読了『エネルギー論争の盲点』

エネルギー論争の盲点 天然ガスと分散化が日本を救う (NHK出版新書)

エネルギー論争の盲点 天然ガスと分散化が日本を救う (NHK出版新書)


これは良い本である。人間社会や経済にとってエネルギーとは何かといった根本的な議論がなされているからである。3.11後ににわかに注目を集めている電力問題は、エネルギー問題のごく一部でしかないこともわかる。
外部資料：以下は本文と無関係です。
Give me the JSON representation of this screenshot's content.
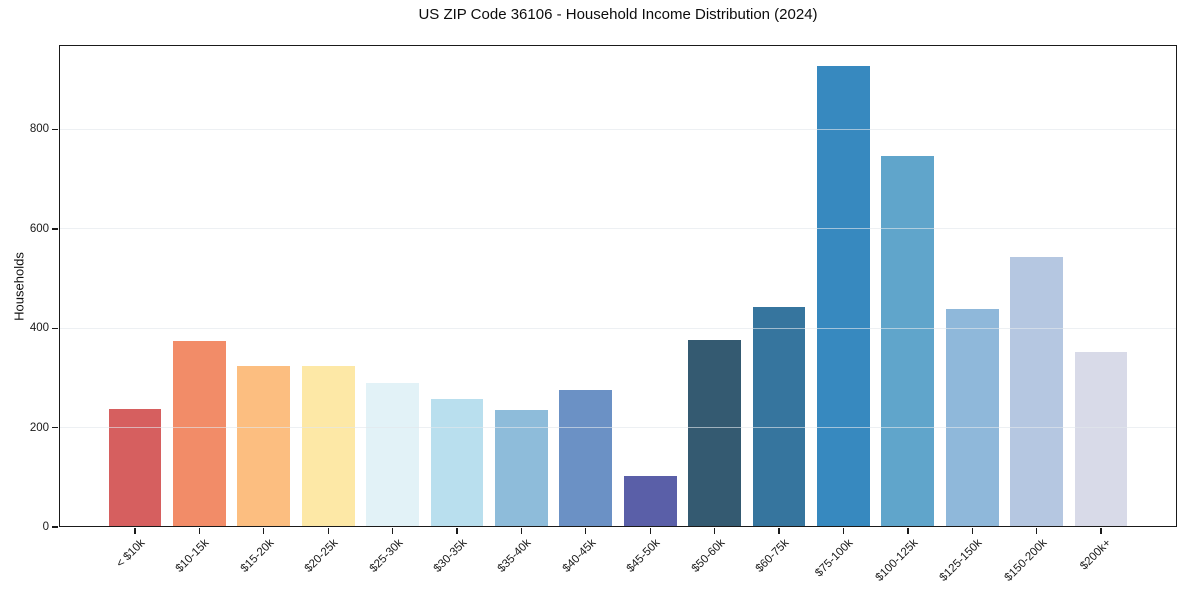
{
  "title": "US ZIP Code 36106 - Household Income Distribution (2024)",
  "chart_data": {
    "type": "bar",
    "title": "US ZIP Code 36106 - Household Income Distribution (2024)",
    "xlabel": "",
    "ylabel": "Households",
    "categories": [
      "< $10k",
      "$10-15k",
      "$15-20k",
      "$20-25k",
      "$25-30k",
      "$30-35k",
      "$35-40k",
      "$40-45k",
      "$45-50k",
      "$50-60k",
      "$60-75k",
      "$75-100k",
      "$100-125k",
      "$125-150k",
      "$150-200k",
      "$200k+"
    ],
    "values": [
      238,
      374,
      325,
      325,
      290,
      258,
      236,
      275,
      102,
      376,
      443,
      928,
      746,
      439,
      543,
      352
    ],
    "bar_colors": [
      "#d65f5f",
      "#f28c68",
      "#fcbe80",
      "#fde8a6",
      "#e2f2f7",
      "#b9dfee",
      "#8ebcda",
      "#6b91c5",
      "#5a5fa8",
      "#345a71",
      "#36759e",
      "#3789bf",
      "#60a5cb",
      "#8fb8da",
      "#b5c7e1",
      "#d8dae8"
    ],
    "yticks": [
      0,
      200,
      400,
      600,
      800
    ],
    "ylim": [
      0,
      970
    ],
    "grid": "horizontal-above-bars",
    "legend": "none",
    "spines": "full-box",
    "background_color": "#ffffff",
    "gridline_color": "#e9ecf0",
    "axis_color": "#1a1a1a"
  }
}
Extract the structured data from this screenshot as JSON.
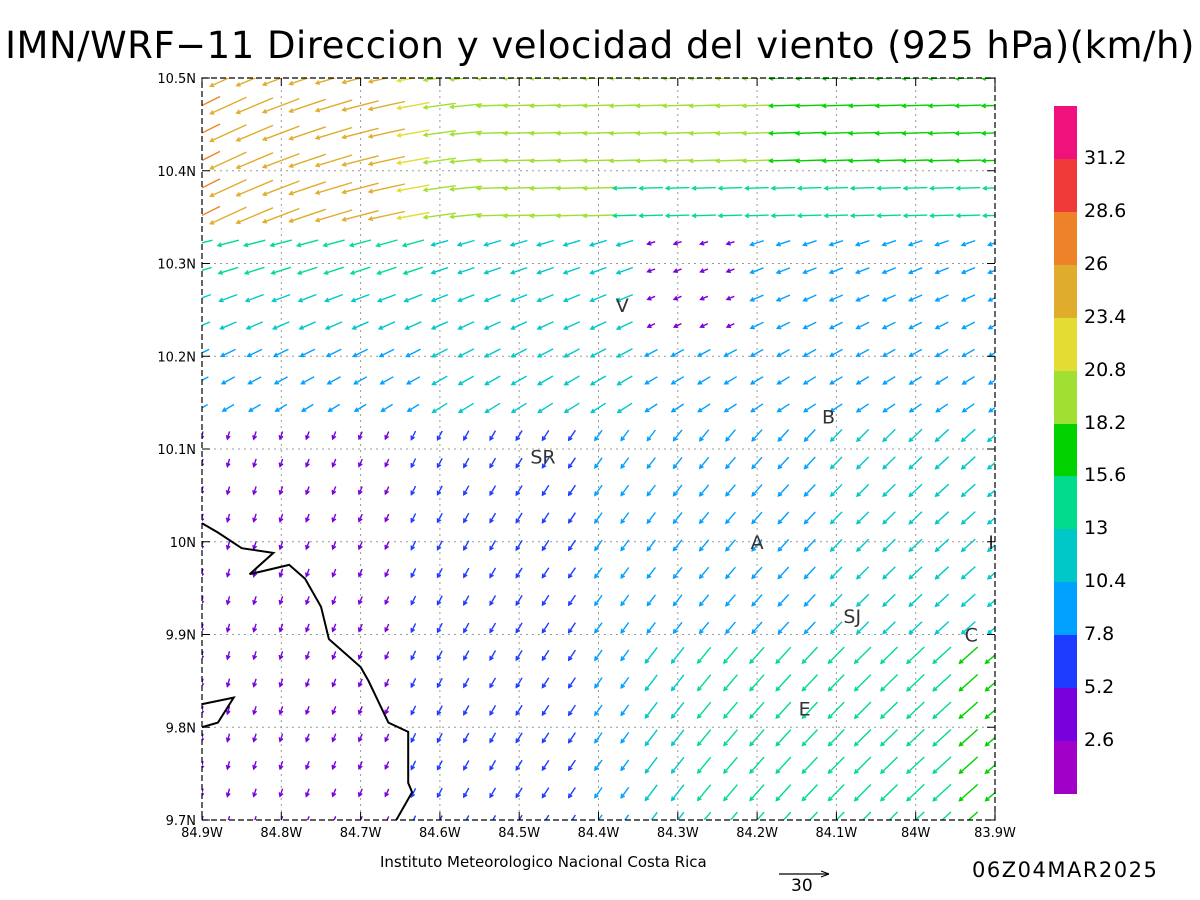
{
  "title": "IMN/WRF−11 Direccion y velocidad del viento (925 hPa)(km/h)",
  "credit": "Instituto Meteorologico Nacional Costa Rica",
  "timestamp": "06Z04MAR2025",
  "reference_vector": {
    "value": "30"
  },
  "axes": {
    "x_ticks": [
      "84.9W",
      "84.8W",
      "84.7W",
      "84.6W",
      "84.5W",
      "84.4W",
      "84.3W",
      "84.2W",
      "84.1W",
      "84W",
      "83.9W"
    ],
    "y_ticks": [
      "10.5N",
      "10.4N",
      "10.3N",
      "10.2N",
      "10.1N",
      "10N",
      "9.9N",
      "9.8N",
      "9.7N"
    ],
    "lon_range": [
      -84.9,
      -83.9
    ],
    "lat_range": [
      9.7,
      10.5
    ],
    "grid": true
  },
  "stations": [
    {
      "label": "V",
      "lon": -84.37,
      "lat": 10.255
    },
    {
      "label": "B",
      "lon": -84.11,
      "lat": 10.135
    },
    {
      "label": "SR",
      "lon": -84.47,
      "lat": 10.092
    },
    {
      "label": "A",
      "lon": -84.2,
      "lat": 10.0
    },
    {
      "label": "I",
      "lon": -83.905,
      "lat": 10.0
    },
    {
      "label": "SJ",
      "lon": -84.08,
      "lat": 9.92
    },
    {
      "label": "C",
      "lon": -83.93,
      "lat": 9.9
    },
    {
      "label": "E",
      "lon": -84.14,
      "lat": 9.82
    }
  ],
  "colorbar": {
    "labels": [
      "31.2",
      "28.6",
      "26",
      "23.4",
      "20.8",
      "18.2",
      "15.6",
      "13",
      "10.4",
      "7.8",
      "5.2",
      "2.6"
    ],
    "colors": [
      "#f0127c",
      "#f03a3a",
      "#ee8228",
      "#e0ac2c",
      "#e4dc32",
      "#a0e032",
      "#00d200",
      "#00dc8c",
      "#00c8c8",
      "#00a0ff",
      "#1e3cff",
      "#7800dc",
      "#a000c8"
    ]
  },
  "coastline": {
    "segments": [
      [
        [
          -84.9,
          10.02
        ],
        [
          -84.88,
          10.01
        ],
        [
          -84.85,
          9.993
        ],
        [
          -84.81,
          9.988
        ],
        [
          -84.84,
          9.965
        ],
        [
          -84.79,
          9.975
        ],
        [
          -84.77,
          9.96
        ],
        [
          -84.75,
          9.93
        ],
        [
          -84.74,
          9.895
        ],
        [
          -84.72,
          9.88
        ],
        [
          -84.7,
          9.865
        ],
        [
          -84.69,
          9.85
        ],
        [
          -84.665,
          9.805
        ],
        [
          -84.64,
          9.795
        ],
        [
          -84.64,
          9.74
        ],
        [
          -84.635,
          9.73
        ],
        [
          -84.655,
          9.7
        ]
      ],
      [
        [
          -84.9,
          9.825
        ],
        [
          -84.86,
          9.832
        ],
        [
          -84.88,
          9.805
        ],
        [
          -84.9,
          9.8
        ]
      ]
    ]
  }
}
著者は、私がかねてから石油に関してもっとも信用を置いているエコノミストである。実際、石井氏の旧著『石油 もう一つの危機』は、巷に溢れる石油本・エネルギー本と比較して、ずば抜けて優れた良書である。この『石油 もう一つの危機』では、2000年代後半における石油価格高騰の原因を中国爆食に求める説を、説得力をもって明確に退けており、同時になぜ価格が高騰したのかを金融取引の観点から説明していた。著者は、巷に溢れるエネルギーや石油をめぐる通説の間違いを、はっきりと「間違い」と叫ぶことのできる人である。某商社の資源専門家とは格が違うのである。

本書『エネルギー論争の盲点』では、旧著『石油 もう一つの危機』とともに、エネルギーや石油に長く通暁してきた者だけが明らかにできるトリビア的なトピックが散りばめられている。これは他の書には真似の出来ない点である。タイトルは、3.11を意識しているように見えるが、本書を読めば、便乗本ではなく、3.11以前から構想されていたと思われる。もちろん原発再生可能エネルギーについても扱われており、両者の問題点と限界についても明確にしている。石井氏は本書でもまた、通説の間違いと浅はかさを批判している。価値ある一書である。